Although we learned above that it is considered a violation of a positive commandment for the owner of an eved kena’ani – a non-Jewish slave – to free him because of the pasuk, “Le-olam ba-hem ta’avodu – you should subjugate them forever,” (see Vayikra 25:46), our Gemara discusses a number of cases where the activities of the owner is understood as a statement that he is freeing his slave. For example, Rabbi Yehoshua ben Levi teaches that when a slave owner leaves a set of tefillin for his eved kena’ani, it is an indication that the slave is set free.

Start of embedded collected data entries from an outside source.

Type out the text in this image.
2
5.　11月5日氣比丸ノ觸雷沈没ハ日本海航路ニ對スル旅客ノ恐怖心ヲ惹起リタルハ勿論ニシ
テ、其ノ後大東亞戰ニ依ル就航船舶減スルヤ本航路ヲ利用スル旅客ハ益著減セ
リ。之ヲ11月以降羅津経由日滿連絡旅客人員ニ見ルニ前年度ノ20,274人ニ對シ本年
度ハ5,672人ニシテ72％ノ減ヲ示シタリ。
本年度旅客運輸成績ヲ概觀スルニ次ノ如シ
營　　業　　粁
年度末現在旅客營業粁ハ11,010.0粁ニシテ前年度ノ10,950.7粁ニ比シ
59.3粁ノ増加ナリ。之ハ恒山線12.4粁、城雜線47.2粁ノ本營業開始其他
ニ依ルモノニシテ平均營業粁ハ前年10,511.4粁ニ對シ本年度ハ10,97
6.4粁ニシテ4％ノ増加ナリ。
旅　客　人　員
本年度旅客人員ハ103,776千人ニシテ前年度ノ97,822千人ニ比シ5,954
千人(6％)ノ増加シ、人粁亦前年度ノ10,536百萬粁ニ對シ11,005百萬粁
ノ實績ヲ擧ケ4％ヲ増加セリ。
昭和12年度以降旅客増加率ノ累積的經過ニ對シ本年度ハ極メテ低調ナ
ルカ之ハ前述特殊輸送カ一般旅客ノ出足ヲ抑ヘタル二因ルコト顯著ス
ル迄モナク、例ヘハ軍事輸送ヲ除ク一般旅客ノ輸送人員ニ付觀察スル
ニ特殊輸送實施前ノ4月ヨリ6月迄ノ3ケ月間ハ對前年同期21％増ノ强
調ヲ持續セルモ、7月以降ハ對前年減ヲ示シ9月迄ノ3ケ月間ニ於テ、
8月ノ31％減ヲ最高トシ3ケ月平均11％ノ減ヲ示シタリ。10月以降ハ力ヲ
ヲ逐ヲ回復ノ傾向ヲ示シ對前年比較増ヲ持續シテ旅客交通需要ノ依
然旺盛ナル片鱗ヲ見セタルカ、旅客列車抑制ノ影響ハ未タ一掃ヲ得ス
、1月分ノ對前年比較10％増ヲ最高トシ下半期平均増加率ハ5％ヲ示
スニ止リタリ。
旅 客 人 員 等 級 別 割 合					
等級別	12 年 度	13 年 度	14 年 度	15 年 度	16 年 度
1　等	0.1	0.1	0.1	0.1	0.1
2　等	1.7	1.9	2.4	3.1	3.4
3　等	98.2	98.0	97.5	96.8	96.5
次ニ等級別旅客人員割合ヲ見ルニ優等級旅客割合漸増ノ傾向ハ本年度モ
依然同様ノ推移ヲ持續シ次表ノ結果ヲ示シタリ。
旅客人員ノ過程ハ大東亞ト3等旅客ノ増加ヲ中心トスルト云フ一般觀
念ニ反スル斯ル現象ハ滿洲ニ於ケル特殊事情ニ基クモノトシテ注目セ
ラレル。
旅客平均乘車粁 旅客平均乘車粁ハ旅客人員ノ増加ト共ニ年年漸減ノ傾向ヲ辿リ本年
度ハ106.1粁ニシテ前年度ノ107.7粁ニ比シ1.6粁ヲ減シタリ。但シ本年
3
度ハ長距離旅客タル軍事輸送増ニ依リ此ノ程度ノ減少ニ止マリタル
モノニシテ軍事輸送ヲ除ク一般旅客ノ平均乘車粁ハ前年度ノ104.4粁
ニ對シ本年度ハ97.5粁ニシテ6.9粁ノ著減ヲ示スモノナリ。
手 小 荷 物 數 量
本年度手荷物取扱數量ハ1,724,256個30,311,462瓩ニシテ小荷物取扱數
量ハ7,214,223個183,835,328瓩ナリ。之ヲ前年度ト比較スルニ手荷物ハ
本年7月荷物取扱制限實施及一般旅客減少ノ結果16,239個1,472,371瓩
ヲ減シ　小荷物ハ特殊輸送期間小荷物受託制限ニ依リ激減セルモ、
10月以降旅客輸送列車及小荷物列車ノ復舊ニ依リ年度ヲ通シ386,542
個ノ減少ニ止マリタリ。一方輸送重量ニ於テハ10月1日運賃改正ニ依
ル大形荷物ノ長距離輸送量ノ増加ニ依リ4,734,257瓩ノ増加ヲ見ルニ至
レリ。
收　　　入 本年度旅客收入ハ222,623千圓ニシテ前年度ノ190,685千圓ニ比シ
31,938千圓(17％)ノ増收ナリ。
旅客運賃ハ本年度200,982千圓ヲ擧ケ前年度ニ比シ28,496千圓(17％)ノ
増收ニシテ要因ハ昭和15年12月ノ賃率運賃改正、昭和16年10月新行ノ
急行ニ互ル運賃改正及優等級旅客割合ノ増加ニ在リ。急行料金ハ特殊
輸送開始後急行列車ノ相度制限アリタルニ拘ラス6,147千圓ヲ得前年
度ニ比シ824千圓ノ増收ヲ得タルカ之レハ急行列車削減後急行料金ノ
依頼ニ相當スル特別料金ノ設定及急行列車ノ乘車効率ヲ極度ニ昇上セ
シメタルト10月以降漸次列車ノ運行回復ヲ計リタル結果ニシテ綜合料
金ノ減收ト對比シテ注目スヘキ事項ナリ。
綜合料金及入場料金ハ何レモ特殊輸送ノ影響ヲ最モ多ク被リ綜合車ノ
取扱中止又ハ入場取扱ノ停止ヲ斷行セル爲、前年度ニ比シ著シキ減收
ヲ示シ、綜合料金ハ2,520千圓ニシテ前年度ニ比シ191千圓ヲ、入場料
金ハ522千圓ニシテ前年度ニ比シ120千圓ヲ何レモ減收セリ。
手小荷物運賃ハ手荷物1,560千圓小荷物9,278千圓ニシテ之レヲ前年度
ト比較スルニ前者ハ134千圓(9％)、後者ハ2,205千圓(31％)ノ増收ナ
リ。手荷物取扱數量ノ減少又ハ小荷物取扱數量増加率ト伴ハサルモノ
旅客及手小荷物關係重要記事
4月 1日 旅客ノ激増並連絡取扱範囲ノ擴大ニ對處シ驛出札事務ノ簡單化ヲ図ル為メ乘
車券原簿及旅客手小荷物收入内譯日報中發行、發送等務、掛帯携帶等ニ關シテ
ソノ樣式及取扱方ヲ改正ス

Although as we have mentioned, an eved kena’ani is obligated in many mitzvot, he is not obligated to put on tefillin, since his only obligation is to perform those mitzvot that women are commanded to perform. Although a woman can perform mitzvot that she is not obligated to do on a voluntary basis, nevertheless it is out of the ordinary for an eved to do so. Thus, leaving him tefillin is understood as a statement on the part of the owner that this man is no longer an eved.
Another case presented by the Gemara is the statement made by Rav Shmuel bar Yehuda quoting Rabbi Yohanan that a person on his deathbed who says, “That slave was very kind to me (nahat ru’ah astah li), she should be dealt with kindly,” is listened to, and the people who inherit are forced to deal with her kindly. The Gemara explains that this ruling stems from the common law of mitzva le-kayyem divrei ha-met: that we are obligated to fulfill the expressed desires of someone who dies.
Rashi understands that the expression that she should be dealt with kindly means that we must offer her whatever will satisfy her; if she insists on her freedom, the heirs will be obligated to set her free. Some of the rishonim object to this interpretation, arguing that an unclear statement on the part of the dead man should not force his heirs to free the slave, something forbidden by the Torah. The Ramban and others respond that as long as there is a good reason for freeing the slave, it is permissible (see daf 38). Nevertheless, many of the rishonim disagree with Rashi and say that the heirs are not obligated to do anything beyond offering her a comfortable job – as a slave.